Last August, a new food trailer appeared at the corner of Riverside and Congress. At Kurry Takos, chef/owner Ravi Chandra makes small batches of his Indian curries and grills kebabs and paneers to order. All dishes can be ordered as a bowl, which comes with rice and salad, or as a "tako," on a paratha. But get there early or you'll miss out, because he sells out almost every day. "I make only a little at a time," says Chandra. "I want people to be happy about the food. I try to treat them how I eat. And I'm very, very picky, so I give them the freshest." Chandra grew up cooking in his native Bangalore, and previously owned a high-end restaurant in Denver called Chutney's, before moving to Austin and launching Kurry Takos as an homage to his two favorite cuisines.

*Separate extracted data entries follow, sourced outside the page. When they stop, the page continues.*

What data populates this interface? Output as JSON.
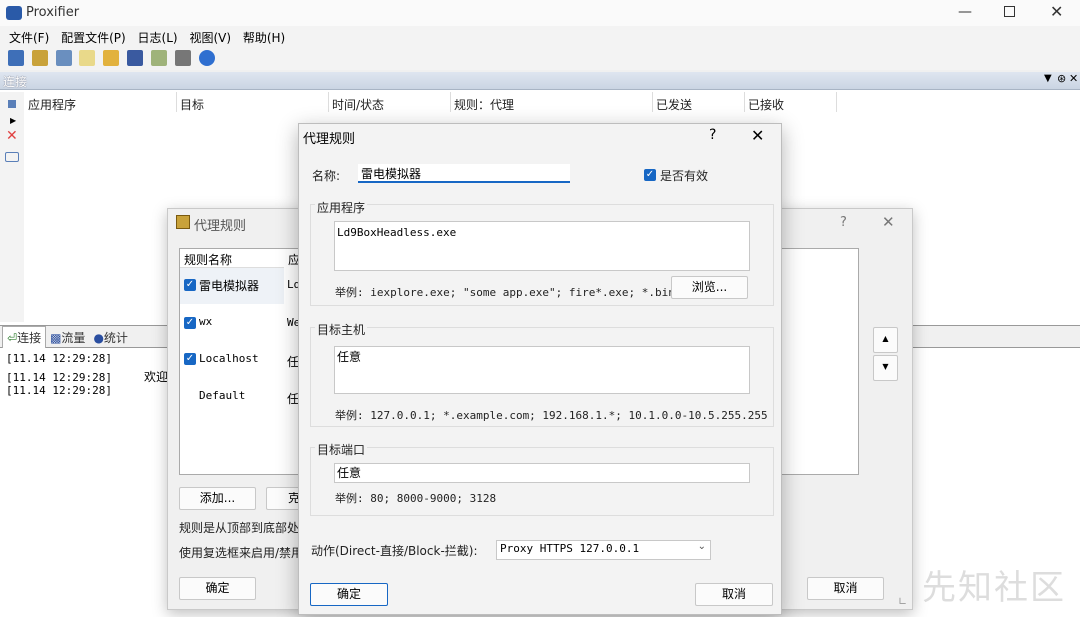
{
  "app": {
    "title": "Proxifier"
  },
  "menu": [
    "文件(F)",
    "配置文件(P)",
    "日志(L)",
    "视图(V)",
    "帮助(H)"
  ],
  "connections": {
    "header": "连接",
    "columns": [
      "应用程序",
      "目标",
      "时间/状态",
      "规则：代理",
      "已发送",
      "已接收"
    ]
  },
  "tabs": [
    "连接",
    "流量",
    "统计"
  ],
  "log": {
    "lines": [
      {
        "time": "[11.14 12:29:28]",
        "text": ""
      },
      {
        "time": "[11.14 12:29:28]",
        "text": "欢迎使"
      },
      {
        "time": "[11.14 12:29:28]",
        "text": ""
      }
    ]
  },
  "rules_dialog": {
    "title": "代理规则",
    "help": "?",
    "columns": [
      "规则名称",
      "应"
    ],
    "rows": [
      {
        "name": "雷电模拟器",
        "app": "Ld",
        "checked": true
      },
      {
        "name": "wx",
        "app": "We",
        "checked": true
      },
      {
        "name": "Localhost",
        "app": "任",
        "checked": true
      },
      {
        "name": "Default",
        "app": "任",
        "checked": false
      }
    ],
    "add_label": "添加...",
    "clone_label": "克",
    "note1": "规则是从顶部到底部处",
    "note2": "使用复选框来启用/禁用",
    "ok_label": "确定",
    "cancel_label": "取消"
  },
  "edit_dialog": {
    "title": "代理规则",
    "help": "?",
    "name_label": "名称:",
    "name_value": "雷电模拟器",
    "enabled_label": "是否有效",
    "app_group": "应用程序",
    "app_value": "Ld9BoxHeadless.exe",
    "app_hint": "举例: iexplore.exe; \"some app.exe\"; fire*.exe; *.bin",
    "browse_label": "浏览...",
    "host_group": "目标主机",
    "host_value": "任意",
    "host_hint": "举例: 127.0.0.1; *.example.com; 192.168.1.*; 10.1.0.0-10.5.255.255",
    "port_group": "目标端口",
    "port_value": "任意",
    "port_hint": "举例: 80; 8000-9000; 3128",
    "action_label": "动作(Direct-直接/Block-拦截):",
    "action_value": "Proxy HTTPS 127.0.0.1",
    "ok_label": "确定",
    "cancel_label": "取消"
  },
  "watermark": "先知社区"
}
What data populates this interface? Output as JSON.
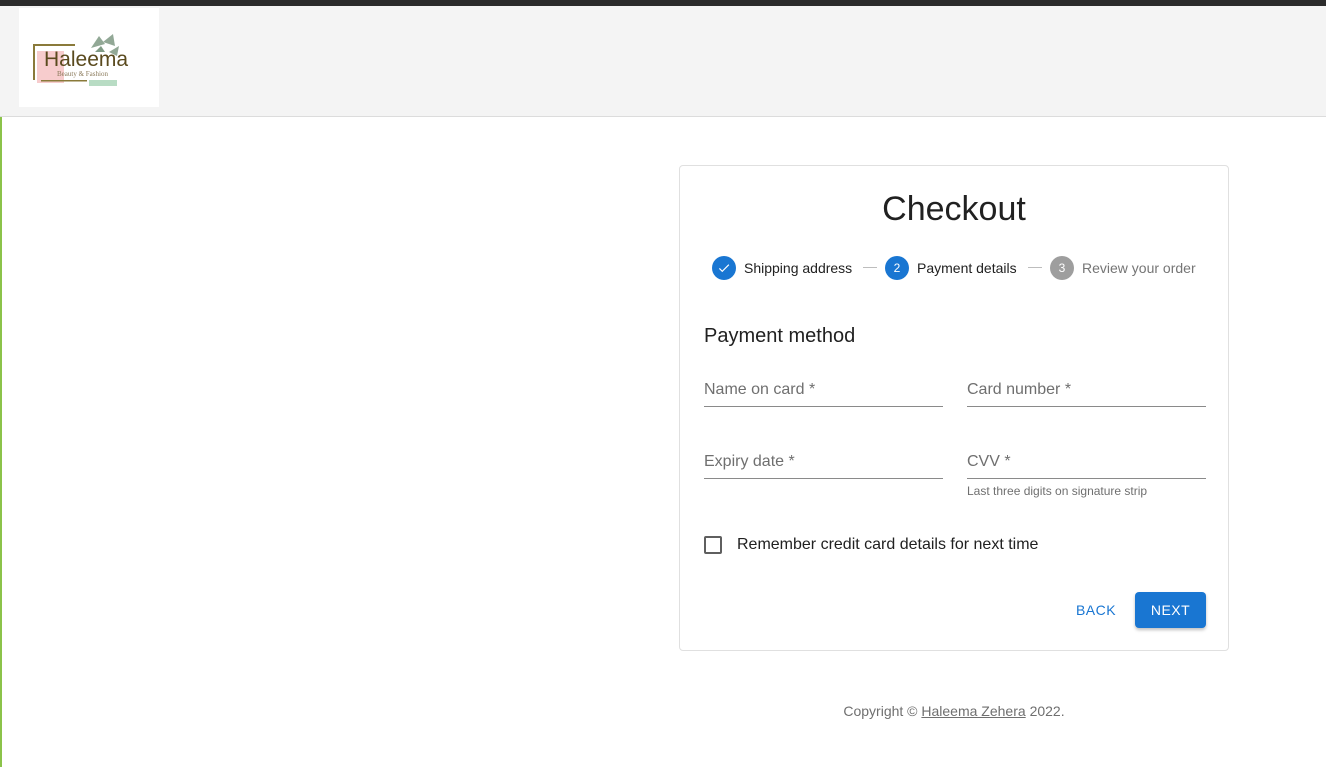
{
  "header": {
    "logo": {
      "brand": "Haleema",
      "tagline": "Beauty & Fashion"
    }
  },
  "checkout": {
    "title": "Checkout",
    "steps": [
      {
        "label": "Shipping address",
        "state": "completed",
        "icon": "check-icon"
      },
      {
        "label": "Payment details",
        "state": "active",
        "number": "2"
      },
      {
        "label": "Review your order",
        "state": "pending",
        "number": "3"
      }
    ],
    "section_title": "Payment method",
    "fields": {
      "name_on_card": {
        "label": "Name on card",
        "required_mark": "*",
        "value": ""
      },
      "card_number": {
        "label": "Card number",
        "required_mark": "*",
        "value": ""
      },
      "expiry_date": {
        "label": "Expiry date",
        "required_mark": "*",
        "value": ""
      },
      "cvv": {
        "label": "CVV",
        "required_mark": "*",
        "value": "",
        "helper": "Last three digits on signature strip"
      }
    },
    "remember_checkbox": {
      "label": "Remember credit card details for next time",
      "checked": false
    },
    "buttons": {
      "back": "BACK",
      "next": "NEXT"
    }
  },
  "footer": {
    "prefix": "Copyright ©",
    "link": "Haleema Zehera",
    "suffix": "2022."
  },
  "colors": {
    "primary": "#1976d2",
    "inactive_step": "#9e9e9e",
    "appbar_bg": "#f4f4f4"
  }
}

Each of Chandra's "takos" feature sizable, Instagram-ready portions. The Hungry Texan, for example, is heaped with chicken tikka masala, coco rice, chutney, crema, avocado, jalapeño, queso, and cilantro. Chandra has a local baker make his paratha, a slightly thicker version of flatbread than roti, but he makes his own corn tortillas spiced with onion, jalapeño, cilantro, cumin, and garam seeds.
"With Indian food, we use many of the same spices [as Mexican food]," says Chandra. "Cilantro, cinnamon, ginger, jaggery, cumin, chile – it's almost all the same, but different types of sauces. So I thought, why don't we start mixing it up?"
This intuitive marriage of Eastern and Western flavors is what inspired chef Deepa Shridhar to create her dinner series, Anjore Austin, before launching her Chaiwalla food delivery and cafe at farmers' markets across the city in 2014. It was then that she introduced roti tacos to Austin, griddling her tender, just-chewy-enough flatbread and filling it with different seasonal ingredients each week: fried farm eggs, green mole, escabeche pickles, preserved lemon, chai ash, and bacon-butter masala.
"I didn't trust ingredients and myself as much back then," says Shridhar. "They were overly composed, like five different garnishes. We would call them 'open-faced kati rolls' – and then finally realized we were making tacos!"
Shridhar's passion for local, seasonal ingredients means her wildly inventive menus are constantly changing. She is currently reinterpreting her signature naan croissants in paratha form and using Barton Springs Mill flour and local corn to perfect roti chips. But at her food truck Puli-Ra, which now calls Texas Keeper Cider home, there's almost always a roti taco on the menu (though she tries to keep things to a simple, three-ingredient combination these days).
"Tacos make sense," says Shridhar. "Also, every culture is making tacos in a way – it's just always a couple steps away."